My Cousin Rachel impressed me more upon a second watch, when I went into it with a fixed view of the ‘truth’ of the central matter – did she, or didn’t she? On my second viewing I went into this film with the perspective that Rachel was innocent of her husband’s murder – she was cunning, quick-witted and manipulative, to be sure, but innocent of the crime she was accused of. Taking this view made the experience of watching the film far more interesting, since My Cousin Rachel encourages the viewer to assume guilt – there are many shots of wisps of smoke rising from suspicious teacups, alarming letters, and confused hallucinations produced by our protagonist’s fevered imagination. By rejecting this reading and instead assuming that Rachel is innocent, this becomes a very different – and, in my view, much more interesting – film.

As I now see it, Rachel is a bold, daring woman who is treated with suspicion and mistrust because she defies societal conventions. She has had multiple husbands. She is said to be promiscuous. She brews peculiar teas that are alien to British tastes. She is half-Italian and has ‘foreign ways’. She is openly defiant of the men surrounding her, and asserts her right to self-determination without fear. None of these traits should be markers of guilt, but they  absolutely would have been construed as such by Victorian society.

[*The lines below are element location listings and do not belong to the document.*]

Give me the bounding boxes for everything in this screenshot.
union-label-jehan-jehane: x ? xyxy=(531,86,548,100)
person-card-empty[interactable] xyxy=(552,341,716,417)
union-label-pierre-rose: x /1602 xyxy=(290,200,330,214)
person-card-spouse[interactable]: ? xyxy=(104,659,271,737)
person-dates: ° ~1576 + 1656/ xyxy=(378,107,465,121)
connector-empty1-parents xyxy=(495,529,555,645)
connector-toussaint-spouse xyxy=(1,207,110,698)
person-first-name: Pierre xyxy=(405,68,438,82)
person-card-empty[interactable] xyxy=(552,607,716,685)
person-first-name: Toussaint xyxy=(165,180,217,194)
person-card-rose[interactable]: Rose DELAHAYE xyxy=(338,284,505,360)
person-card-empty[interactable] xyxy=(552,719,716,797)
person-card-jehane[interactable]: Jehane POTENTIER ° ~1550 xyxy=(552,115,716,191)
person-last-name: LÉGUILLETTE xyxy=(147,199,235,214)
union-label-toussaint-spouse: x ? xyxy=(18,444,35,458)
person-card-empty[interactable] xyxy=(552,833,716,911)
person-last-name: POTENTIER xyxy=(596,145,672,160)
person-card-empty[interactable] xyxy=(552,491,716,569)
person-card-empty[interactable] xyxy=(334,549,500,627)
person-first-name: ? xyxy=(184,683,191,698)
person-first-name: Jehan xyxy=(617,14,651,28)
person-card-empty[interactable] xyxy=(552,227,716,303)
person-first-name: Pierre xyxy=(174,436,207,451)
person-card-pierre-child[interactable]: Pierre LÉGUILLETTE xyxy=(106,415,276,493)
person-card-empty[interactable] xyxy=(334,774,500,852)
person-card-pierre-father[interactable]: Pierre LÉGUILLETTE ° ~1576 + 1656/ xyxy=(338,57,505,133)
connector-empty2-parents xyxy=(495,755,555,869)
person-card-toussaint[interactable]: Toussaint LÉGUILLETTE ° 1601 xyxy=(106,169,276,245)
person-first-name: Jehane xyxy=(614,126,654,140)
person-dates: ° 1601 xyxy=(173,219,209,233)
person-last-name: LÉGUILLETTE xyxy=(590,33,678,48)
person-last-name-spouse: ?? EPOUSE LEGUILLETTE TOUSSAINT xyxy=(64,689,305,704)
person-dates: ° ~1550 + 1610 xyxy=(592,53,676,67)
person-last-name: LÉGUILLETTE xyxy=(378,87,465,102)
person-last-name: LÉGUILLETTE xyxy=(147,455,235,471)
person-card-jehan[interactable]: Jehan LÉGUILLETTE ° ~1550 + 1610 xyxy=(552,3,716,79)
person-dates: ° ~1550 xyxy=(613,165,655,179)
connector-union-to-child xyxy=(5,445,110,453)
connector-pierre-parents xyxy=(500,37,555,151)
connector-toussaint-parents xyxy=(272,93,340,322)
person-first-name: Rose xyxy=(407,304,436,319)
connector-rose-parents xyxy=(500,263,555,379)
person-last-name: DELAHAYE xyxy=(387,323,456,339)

Since the film is mostly told from the perspective of Philip, the cousin of Rachel who gradually falls under her spell, it is inevitable that the markers of difference attached to Rachel are treated as markers of guilt. Philip himself is a chauvinist – he grew up in a house without women and demonstrates relentless scorn for ‘women’s ways’ prior to meeting Rachel.

While Rachel compares Philip to a puppy and leads him around by the nose for the first two thirds of the film, that isn’t how he remains. As he becomes steadily more enthralled, Philip demonstrates an alarming desire to possess Rachel – he practically pours the family jewels on her lap, and treats the pearl necklace he gives her more like a collar signifying his ownership. When Rachel is alarmed and tries to distance herself from him, Philip shifts from besotted to resentful, renewing his quest to cast light on her evil in earnest. On the second viewing, the relationship between them became that of an abusive, emotionally stifled man and a trapped widow desperately trying to figure out an escape plan.

As a film, My Cousin Rachel is handsomely mounted and characterised by superb performances, particularly from Rachel Weisz. Weisz plays her namesake character with appealing wit and charm, and I arguably fell under her spell, just as Philip did. If she was indeed playing a con, though, I was definitely more gullible.